While they found their career paths taking them in different directions, they have once again come together to launch a new venture that they say will disrupt the legal industry the same way HomeAdvisor has changed the home repair and remodeling industry.
Horn and Caltagirone are co-founders of Legal Services Link, an online service designed to connect people and business with legal needs to local attorneys that can help.
The process is simple, Horn notes. Potential clients create a profile on the site and fill out a form outlining their specific legal need. The form is emailed to registered attorneys on the site, who then have the option of responding to the client with a proposal.
"If an attorney isn't interested, they just delete the email, no time lost," Horn, an attorney now living in Naperville, said. "But if they're interested, they click on a link that sends an email directly to the client that tells then 'I am interested in working with you and here's what I can do for you.'"
Depending on the response, the client can then choose an attorney who can provide the best solution to the legal issue.
"And it really depends on the case," he added. "Do they want the attorney who's been practicing for 25 years that is charging more or do they want the attorney who isn't so experienced, but is charging less.
"It's all about giving the consumer the information they need and want to make an informed buying decision."
Horn said he saw the need for a site like this a few years back, when he was seeking an attorney to develop his own estate plan. He found the traditional method of searching directories and contacting attorneys directly "very difficult and very cumbersome." "There are all of these platforms in industries that are connecting people with needs to those service providers," he said. "I recognized the legal industry didn't have one and really needed one."
And, as an attorney himself, Horn said developing a regular clientele was just as time consuming and, at times, costly.
"I was going to golf outings and charitable events, spending money and time, and was pitching to people who didn't have legal needs or already had an attorney," he said. "From that end, I saw this as something that is not only beneficial to the consumer but also to attorneys, because they now have clients coming directly to them that they can connect with from their computer chair."
While the service is free to clients and attorneys who just want to be listed on the site, attorneys pay a $250 annual premium for the ability to receive client proposals and contact them directly.
After launching about a year ago, Legal Services Link currently has about 300 attorneys and 250 client profiles, Horn said, with about a similar number of proposals submitted. While the service is national, the bulk of the clientele has come from the Chicago area.
Horn and Caltagirone both see the venture now at a tipping point, and are anticipating the service growing and expanding as more people are aware of it. The two anticipate growth over the next three to five years to represent 20 to 25 percent of all legal business.

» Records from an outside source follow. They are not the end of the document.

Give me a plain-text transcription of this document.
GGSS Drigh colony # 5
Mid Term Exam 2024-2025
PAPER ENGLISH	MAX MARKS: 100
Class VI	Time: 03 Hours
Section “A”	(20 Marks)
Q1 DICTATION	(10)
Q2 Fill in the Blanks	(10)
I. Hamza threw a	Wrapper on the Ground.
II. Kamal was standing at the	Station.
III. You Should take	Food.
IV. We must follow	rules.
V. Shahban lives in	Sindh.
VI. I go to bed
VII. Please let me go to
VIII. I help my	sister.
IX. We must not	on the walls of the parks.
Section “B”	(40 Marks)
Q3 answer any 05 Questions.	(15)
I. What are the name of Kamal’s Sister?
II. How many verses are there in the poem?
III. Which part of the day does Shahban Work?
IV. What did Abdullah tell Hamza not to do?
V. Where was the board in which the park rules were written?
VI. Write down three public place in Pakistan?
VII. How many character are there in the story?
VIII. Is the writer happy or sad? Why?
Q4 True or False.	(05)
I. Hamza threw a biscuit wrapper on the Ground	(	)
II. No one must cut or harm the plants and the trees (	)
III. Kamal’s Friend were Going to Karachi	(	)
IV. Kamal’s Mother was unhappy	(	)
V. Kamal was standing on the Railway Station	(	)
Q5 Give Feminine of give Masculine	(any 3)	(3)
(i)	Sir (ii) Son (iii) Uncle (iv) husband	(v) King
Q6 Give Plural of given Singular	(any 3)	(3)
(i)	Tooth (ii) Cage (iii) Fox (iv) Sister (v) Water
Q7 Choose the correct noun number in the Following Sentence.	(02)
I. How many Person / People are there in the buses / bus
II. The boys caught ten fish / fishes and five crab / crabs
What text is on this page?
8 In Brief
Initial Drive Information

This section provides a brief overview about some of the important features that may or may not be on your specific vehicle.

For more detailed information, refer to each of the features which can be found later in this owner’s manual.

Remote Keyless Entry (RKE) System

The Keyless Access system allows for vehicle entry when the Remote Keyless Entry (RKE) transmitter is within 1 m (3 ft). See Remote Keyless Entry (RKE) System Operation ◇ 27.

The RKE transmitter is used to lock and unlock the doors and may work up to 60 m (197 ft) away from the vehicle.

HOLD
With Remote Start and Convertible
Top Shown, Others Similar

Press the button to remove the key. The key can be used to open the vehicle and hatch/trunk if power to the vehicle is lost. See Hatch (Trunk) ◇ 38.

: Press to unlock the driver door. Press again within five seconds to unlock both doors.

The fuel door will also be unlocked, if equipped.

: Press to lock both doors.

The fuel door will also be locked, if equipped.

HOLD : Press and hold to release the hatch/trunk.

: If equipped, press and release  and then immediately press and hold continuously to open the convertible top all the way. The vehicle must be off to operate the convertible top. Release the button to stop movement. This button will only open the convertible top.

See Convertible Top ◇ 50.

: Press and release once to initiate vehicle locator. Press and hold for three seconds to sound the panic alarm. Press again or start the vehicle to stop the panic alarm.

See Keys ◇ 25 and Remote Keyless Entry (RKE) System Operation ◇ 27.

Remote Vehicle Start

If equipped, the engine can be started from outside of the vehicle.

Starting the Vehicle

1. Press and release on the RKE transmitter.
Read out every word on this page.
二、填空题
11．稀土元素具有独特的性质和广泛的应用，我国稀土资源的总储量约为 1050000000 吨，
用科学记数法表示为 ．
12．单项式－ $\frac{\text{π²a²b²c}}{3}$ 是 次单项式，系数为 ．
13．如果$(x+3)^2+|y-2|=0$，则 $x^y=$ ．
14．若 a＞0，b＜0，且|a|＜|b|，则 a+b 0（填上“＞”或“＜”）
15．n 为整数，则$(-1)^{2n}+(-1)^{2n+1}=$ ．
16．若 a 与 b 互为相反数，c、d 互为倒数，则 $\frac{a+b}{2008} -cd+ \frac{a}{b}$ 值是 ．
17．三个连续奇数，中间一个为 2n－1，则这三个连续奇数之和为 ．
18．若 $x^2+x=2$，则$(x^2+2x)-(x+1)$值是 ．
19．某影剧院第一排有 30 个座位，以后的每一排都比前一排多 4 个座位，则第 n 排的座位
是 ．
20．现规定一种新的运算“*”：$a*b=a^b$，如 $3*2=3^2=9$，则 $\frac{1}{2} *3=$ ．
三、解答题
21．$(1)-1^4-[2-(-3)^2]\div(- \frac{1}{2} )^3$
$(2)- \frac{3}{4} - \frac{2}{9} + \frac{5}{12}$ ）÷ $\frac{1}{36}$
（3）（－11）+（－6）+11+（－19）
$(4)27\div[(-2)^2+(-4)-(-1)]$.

Caltagirone, who lives in Inverness and has a background in insurance and health care, notes the site simplifies the process of finding an attorney, which has been the key disruption of other industries.
"In any industry, when someone is looking for solutions, there's an overwhelming amount of information and it's very difficult to succinctly find that," he said.
"We recognize people don't hire attorneys because they're bored. It's a very important process, and before it was terribly time consuming and inefficient," Caltagirone added. "And what are the odds they are truly finding the best fit for what they need it for?
"We're trying to get it closer to a 100 percent fit to what the situation calls for."